Samsung shares trail rival SK Hynix as the smaller South Korean memory chip maker gets a boost from AI fever
- SK Hynix has surged 67 per cent compared with 24 per cent for Samsung owing to the smaller firm’s Nvidia deal and lead in AI-optimised high-bandwidth memory
- The AI battle is pitched against the backdrop of weak global demand for the companies’ traditional memory products amid a slump in smartphone demand

SK Hynix has surged 67 per cent this year thanks to its deal to supply premium high-bandwidth memory chips to Nvidia, trouncing Samsung, which is up 24 per cent as it struggles to get its HBM offering off the ground. That gap may widen further judging by options data, which show the put-to-call ratio on Samsung more than double that of SK Hynix.

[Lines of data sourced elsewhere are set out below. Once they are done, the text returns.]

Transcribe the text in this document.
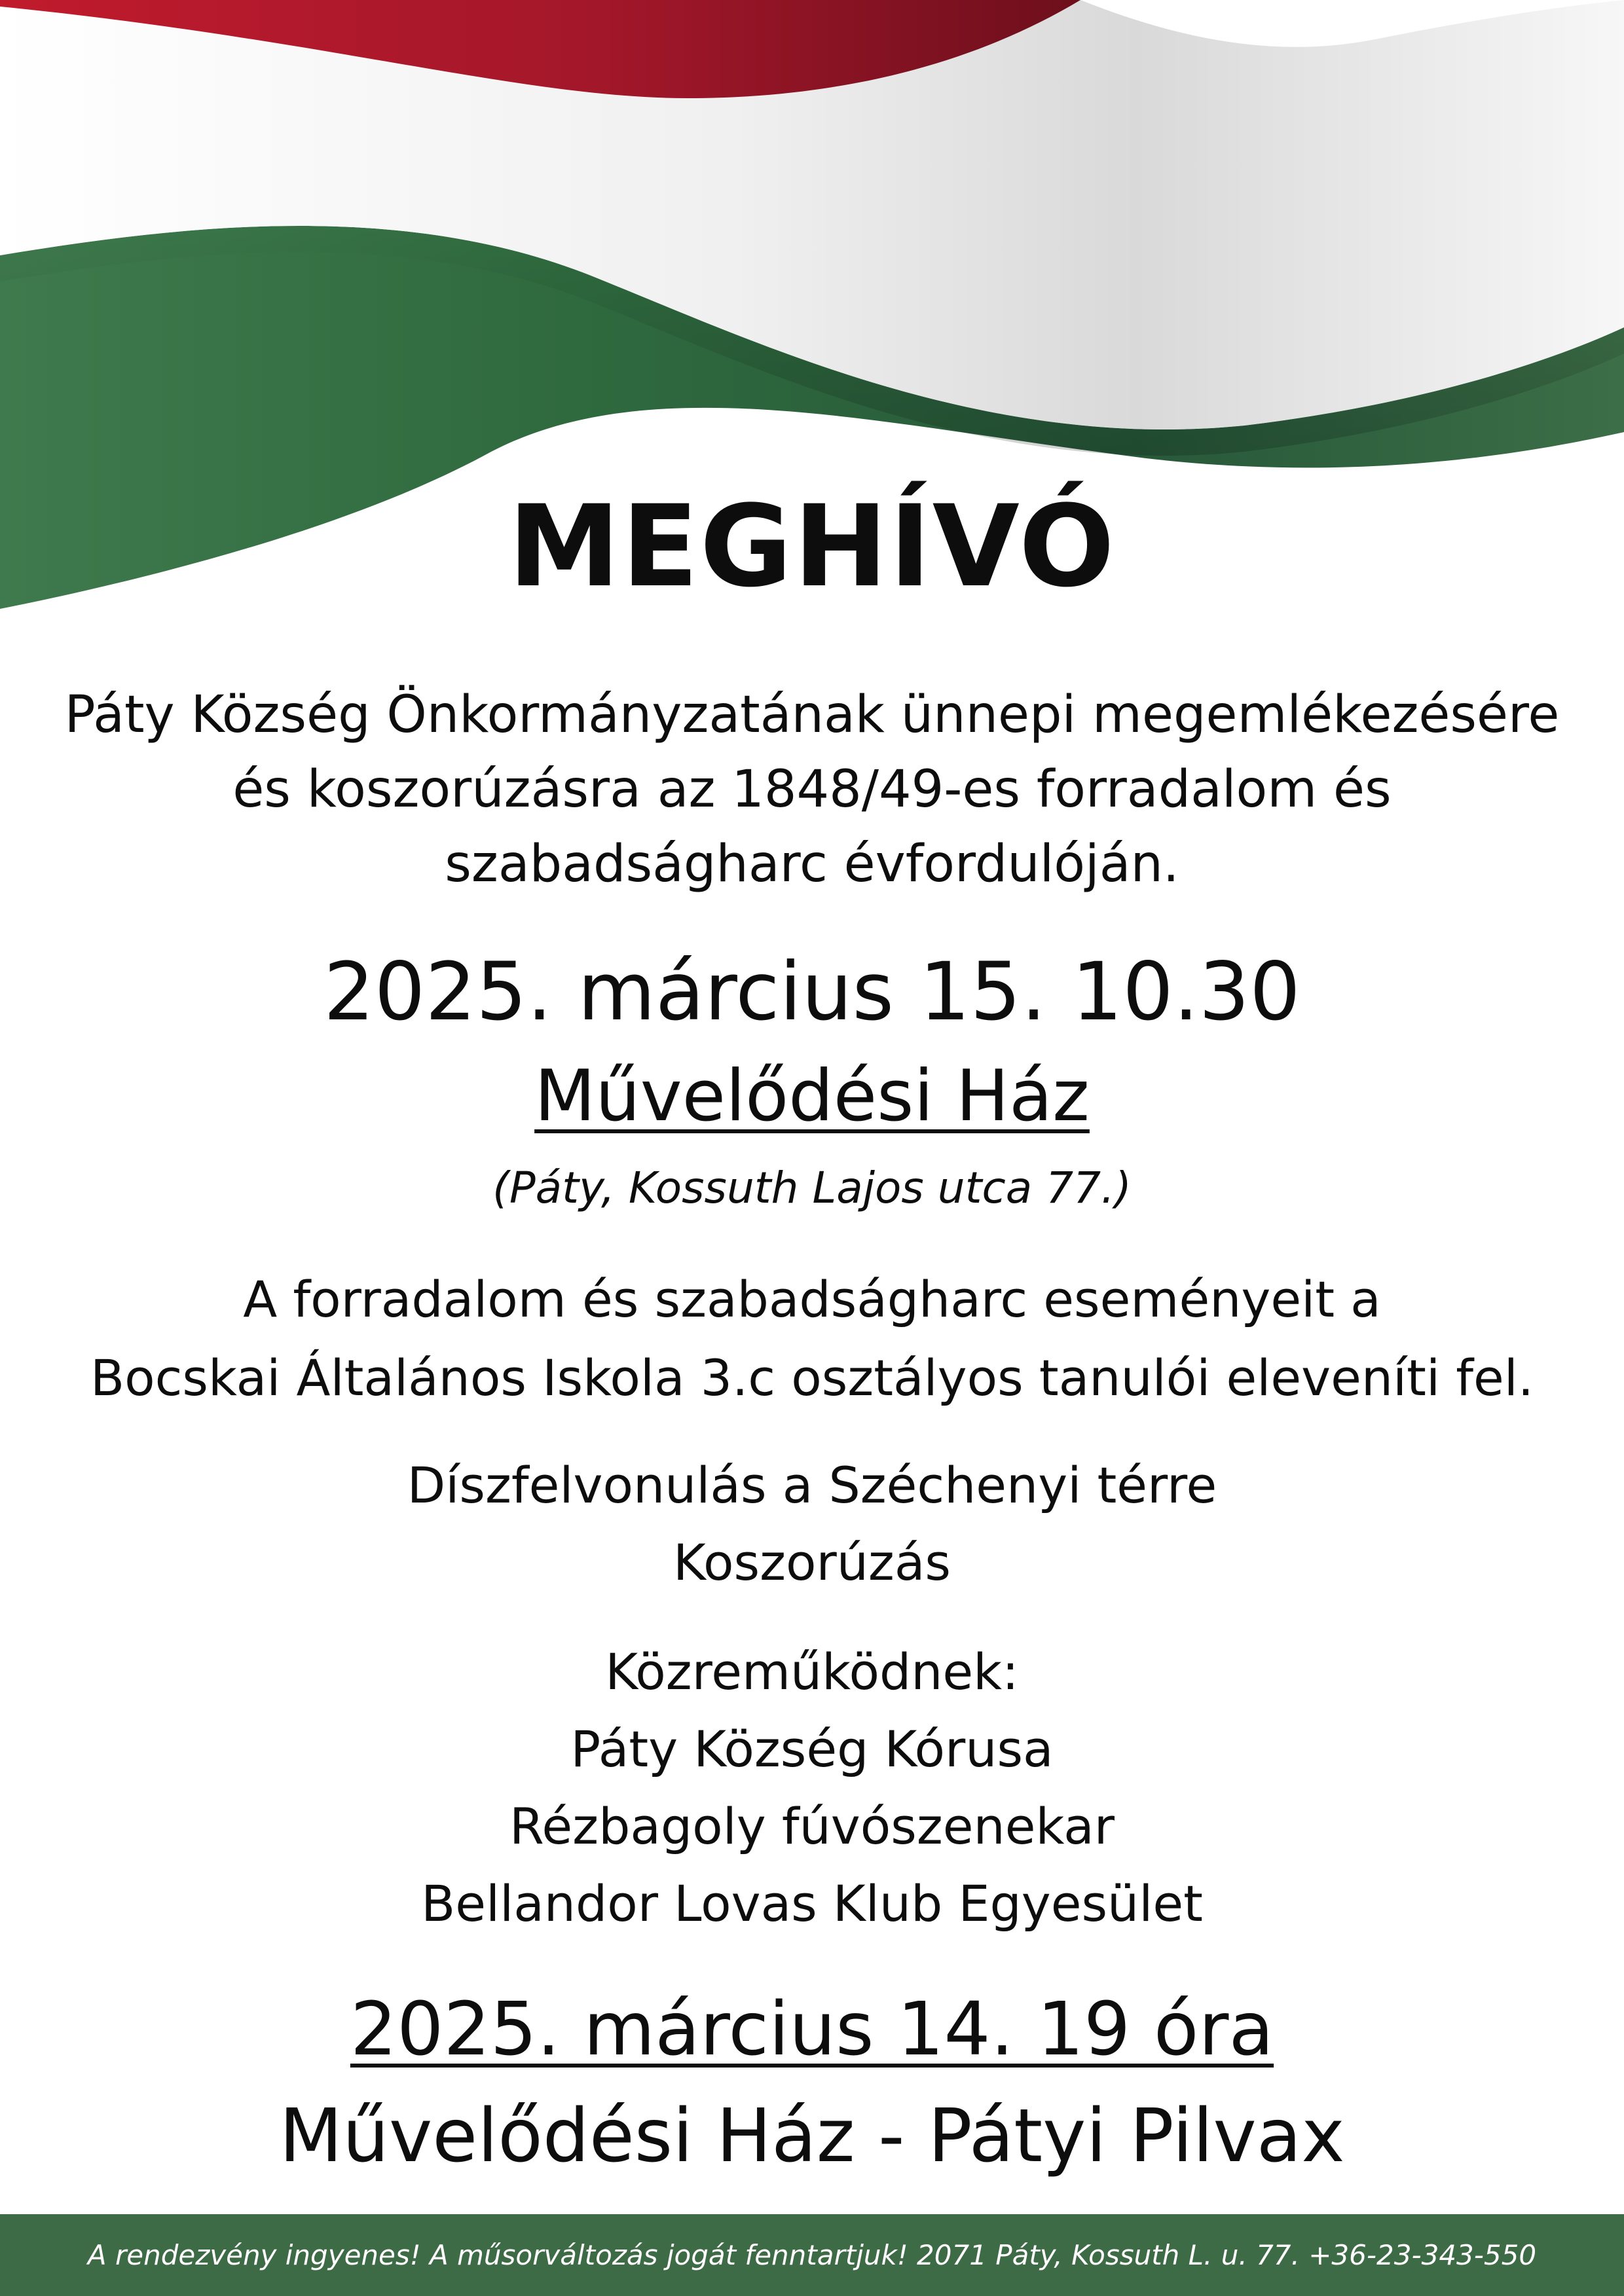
MEGHÍVÓ
Páty Község Önkormányzatának ünnepi megemlékezésére
és koszorúzásra az 1848/49-es forradalom és
szabadságharc évfordulóján.
2025. március 15. 10.30
Művelődési Ház
(Páty, Kossuth Lajos utca 77.)
A forradalom és szabadságharc eseményeit a
Bocskai Általános Iskola 3.c osztályos tanulói eleveníti fel.
Díszfelvonulás a Széchenyi térre
Koszorúzás
Közreműködnek:
Páty Község Kórusa
Rézbagoly fúvószenekar
Bellandor Lovas Klub Egyesület
2025. március 14. 19 óra
Művelődési Ház - Pátyi Pilvax
A rendezvény ingyenes! A műsorváltozás jogát fenntartjuk! 2071 Páty, Kossuth L. u. 77. +36-23-343-550
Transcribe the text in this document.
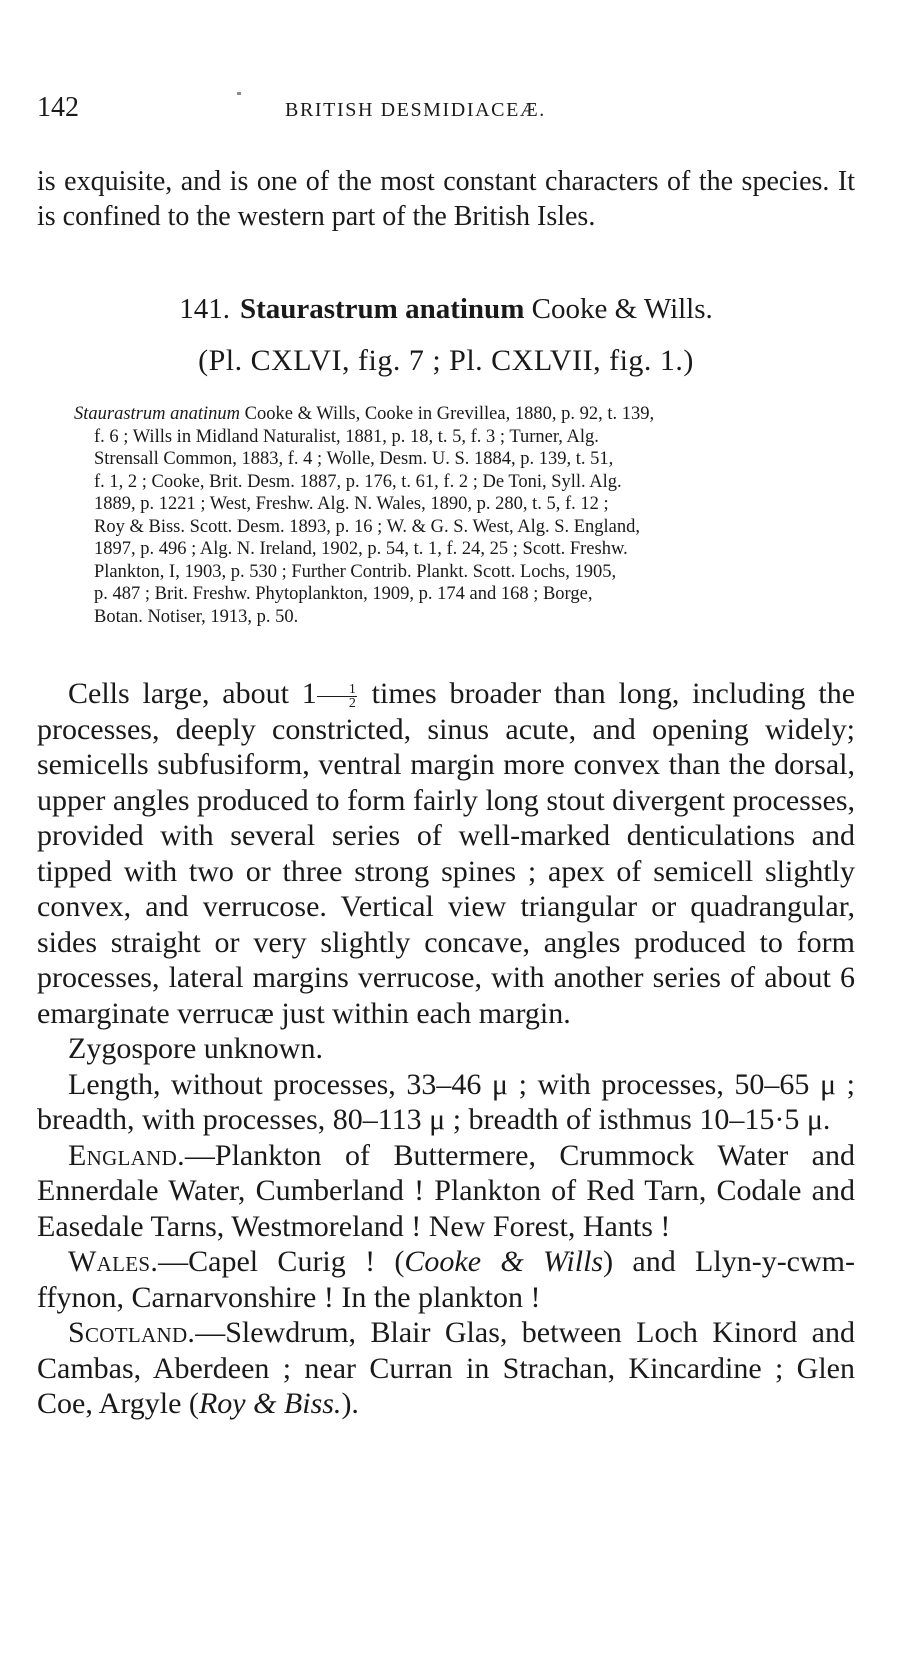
142	BRITISH DESMIDIACEÆ.
is exquisite, and is one of the most constant characters of the species. It is confined to the western part of the British Isles.
141. Staurastrum anatinum Cooke & Wills.
(Pl. CXLVI, fig. 7 ; Pl. CXLVII, fig. 1.)
Staurastrum anatinum Cooke & Wills, Cooke in Grevillea, 1880, p. 92, t. 139,
f. 6 ; Wills in Midland Naturalist, 1881, p. 18, t. 5, f. 3 ; Turner, Alg.
Strensall Common, 1883, f. 4 ; Wolle, Desm. U. S. 1884, p. 139, t. 51,
f. 1, 2 ; Cooke, Brit. Desm. 1887, p. 176, t. 61, f. 2 ; De Toni, Syll. Alg.
1889, p. 1221 ; West, Freshw. Alg. N. Wales, 1890, p. 280, t. 5, f. 12 ;
Roy & Biss. Scott. Desm. 1893, p. 16 ; W. & G. S. West, Alg. S. England,
1897, p. 496 ; Alg. N. Ireland, 1902, p. 54, t. 1, f. 24, 25 ; Scott. Freshw.
Plankton, I, 1903, p. 530 ; Further Contrib. Plankt. Scott. Lochs, 1905,
p. 487 ; Brit. Freshw. Phytoplankton, 1909, p. 174 and 168 ; Borge,
Botan. Notiser, 1913, p. 50.

Cells large, about $1 \frac{1}{2}$ times broader than long, including the processes, deeply constricted, sinus acute, and opening widely; semicells subfusiform, ventral margin more convex than the dorsal, upper angles produced to form fairly long stout divergent processes, provided with several series of well-marked denticulations and tipped with two or three strong spines ; apex of semicell slightly convex, and verrucose. Vertical view triangular or quadrangular, sides straight or very slightly concave, angles produced to form processes, lateral margins verrucose, with another series of about 6 emarginate verrucæ just within each margin.

Zygospore unknown.

Length, without processes, 33–46 μ ; with processes, 50–65 μ ; breadth, with processes, 80–113 μ ; breadth of isthmus 10–15·5 μ.

England.—Plankton of Buttermere, Crummock Water and Ennerdale Water, Cumberland ! Plankton of Red Tarn, Codale and Easedale Tarns, Westmoreland ! New Forest, Hants !

Wales.—Capel Curig ! (Cooke & Wills) and Llyn-y-cwm-ffynon, Carnarvonshire ! In the plankton !

Scotland.—Slewdrum, Blair Glas, between Loch Kinord and Cambas, Aberdeen ; near Curran in Strachan, Kincardine ; Glen Coe, Argyle (Roy & Biss.).
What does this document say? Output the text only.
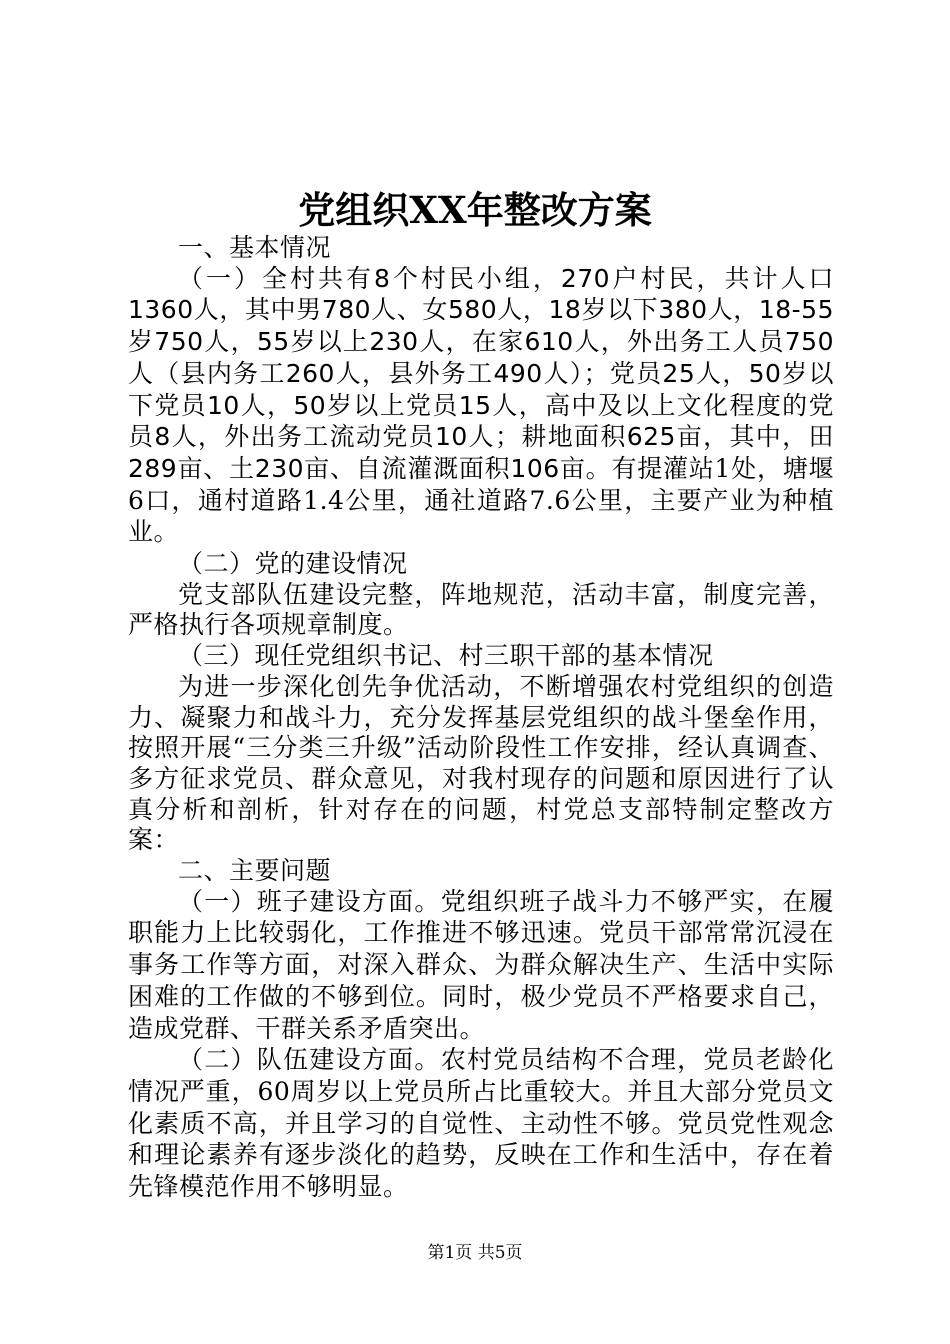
党组织XX年整改方案

一、基本情况

（一）全村共有8个村民小组，270户村民，共计人口1360人，其中男780人、女580人，18岁以下380人，18-55岁750人，55岁以上230人，在家610人，外出务工人员750人（县内务工260人，县外务工490人）；党员25人，50岁以下党员10人，50岁以上党员15人，高中及以上文化程度的党员8人，外出务工流动党员10人；耕地面积625亩，其中，田289亩、土230亩、自流灌溉面积106亩。有提灌站1处，塘堰6口，通村道路1.4公里，通社道路7.6公里，主要产业为种植业。

（二）党的建设情况

党支部队伍建设完整，阵地规范，活动丰富，制度完善，严格执行各项规章制度。

（三）现任党组织书记、村三职干部的基本情况

为进一步深化创先争优活动，不断增强农村党组织的创造力、凝聚力和战斗力，充分发挥基层党组织的战斗堡垒作用，按照开展“三分类三升级”活动阶段性工作安排，经认真调查、多方征求党员、群众意见，对我村现存的问题和原因进行了认真分析和剖析，针对存在的问题，村党总支部特制定整改方案：

二、主要问题

（一）班子建设方面。党组织班子战斗力不够严实，在履职能力上比较弱化，工作推进不够迅速。党员干部常常沉浸在事务工作等方面，对深入群众、为群众解决生产、生活中实际困难的工作做的不够到位。同时，极少党员不严格要求自己，造成党群、干群关系矛盾突出。

（二）队伍建设方面。农村党员结构不合理，党员老龄化情况严重，60周岁以上党员所占比重较大。并且大部分党员文化素质不高，并且学习的自觉性、主动性不够。党员党性观念和理论素养有逐步淡化的趋势，反映在工作和生活中，存在着先锋模范作用不够明显。

第1页 共5页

The AI battle is pitched against the backdrop of weak global demand for the companies’ traditional memory products. That’s due in large part to smartphones, which are mired in what could be the worst industrywide slump in over a decade, hurting another key source of revenue for Samsung.
Chips remain hot overall thanks to the surge in demand for products needed to power generative AI services like ChatGPT. The Philadelphia Semiconductor Index up 31 per cent this year, outpacing gains in nearly any benchmark you can think of.
So after years of leading the memory industry, Samsung is now seen needing to play catch-up in HBM, an advanced technology optimised to work with AI accelerators. HBM features a stack of DRAM that sits on top of a processor instead of being housed in a separate memory module, enabling faster data transfer.
SK Hynix – more of a “pure-play” memory maker than its diversified peer – was able to get a jump on the latest generation of the chip, winning Nvidia as a customer for its HBM3. Samsung reportedly had trouble finalising a contract with the US AI giant for its offering, though it has developed a new HBM3E chip and said it plans to introduce an HBM4 by 2025.